Europa schudt op zijn grondvesten, de eenheid is in gevaar. Maar ook de muzikale unie ligt geregeld onder vuur. Als het Eurovisie Songfestival wordt uitgezonden, zie je de haters uit alle krochten kruipen. ’s Werelds grootste en meest bekeken muziekfestijn is voor velen een rode lap, waar ze op moéten reageren, omdat het niet strookt met hun wereldbeeld.
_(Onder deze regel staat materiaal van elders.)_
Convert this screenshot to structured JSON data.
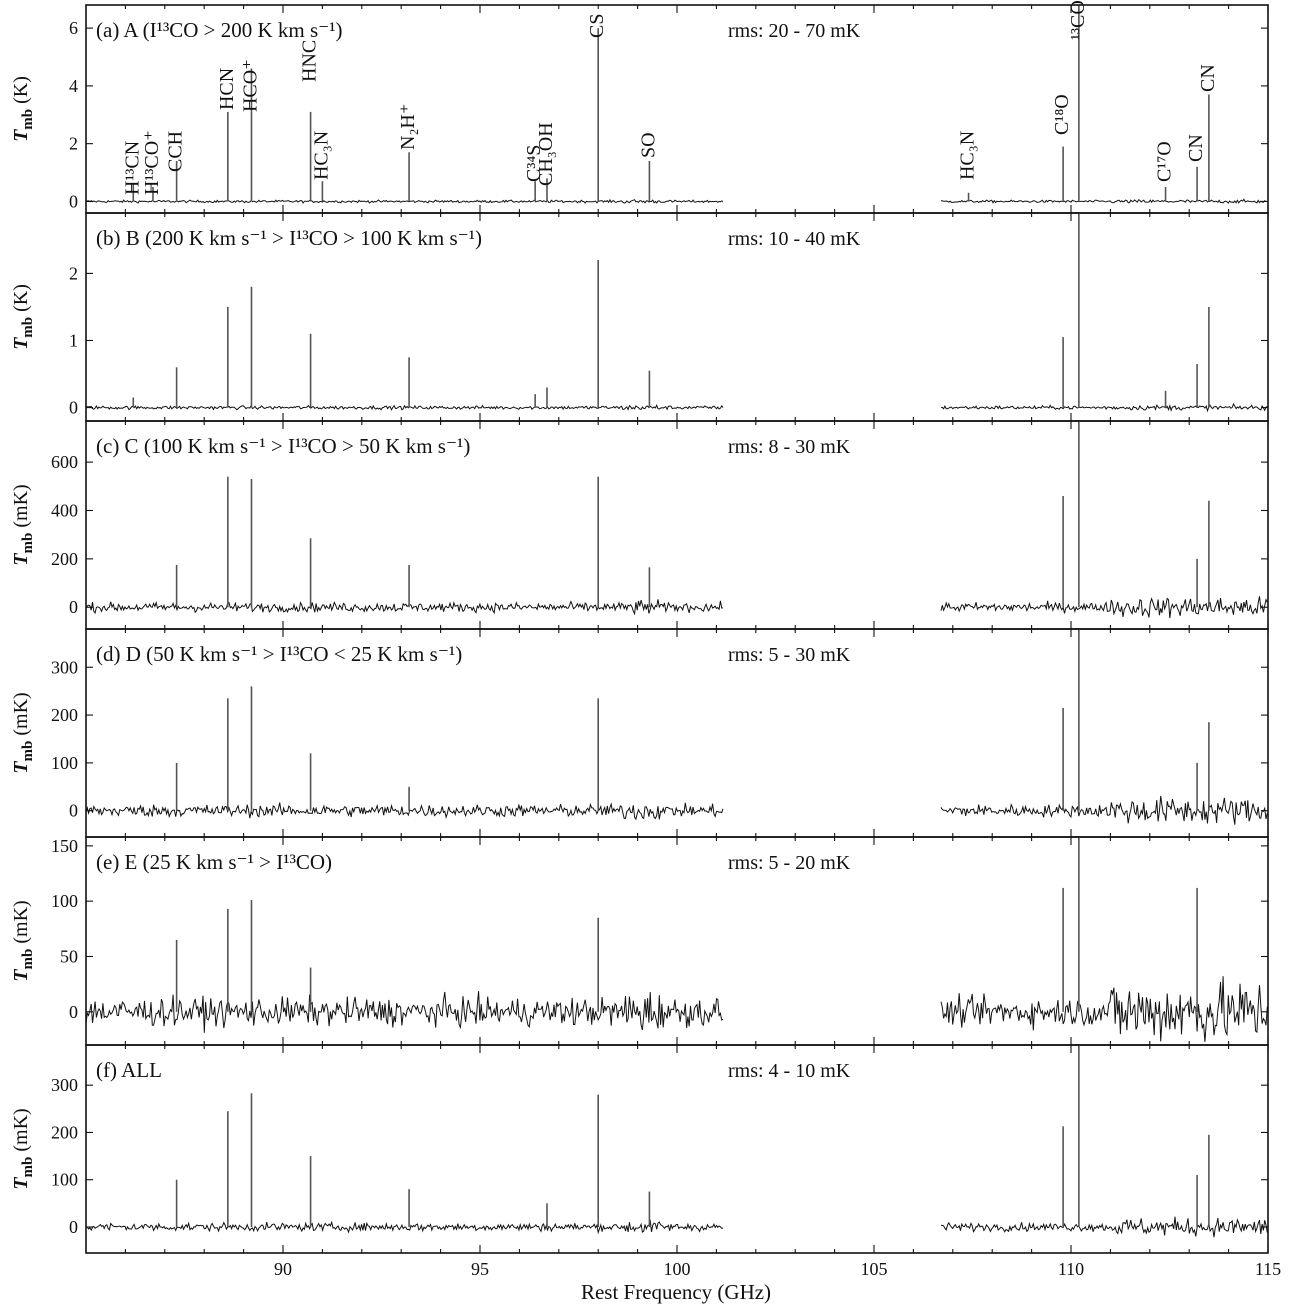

Het zijn de stugge (hetero)mannen die aan talkshowtafels benadrukken dat ze nooit kijken, om hun fragiele mannelijkheid te beschermen. Een échte man kan zich toch niet associëren met queer performers, theatrale diva’s en campy popmuziek? Dus noemen ze het een ’freakshow’, diskwalificeren de creativiteit van al die artiesten en de diversiteit uit tientallen deelnemende landen.
En dan zijn er mensen die het Songfestival aangrijpen om andere culturen uit te lachen – racisme verpakt in ’ludieke’ tweets. Ik ben niet vergeten hoe Jeangu Macrooy vorig jaar werd bespot, en dat zijn krachtige songtekst in het Sranantongo werd verbasterd tot een ’broccoli’-grap. S10 wordt dit jaar juist omarmd, dankzij haar oer-Hollandse look en herkenbare Nederlandstalige nummer.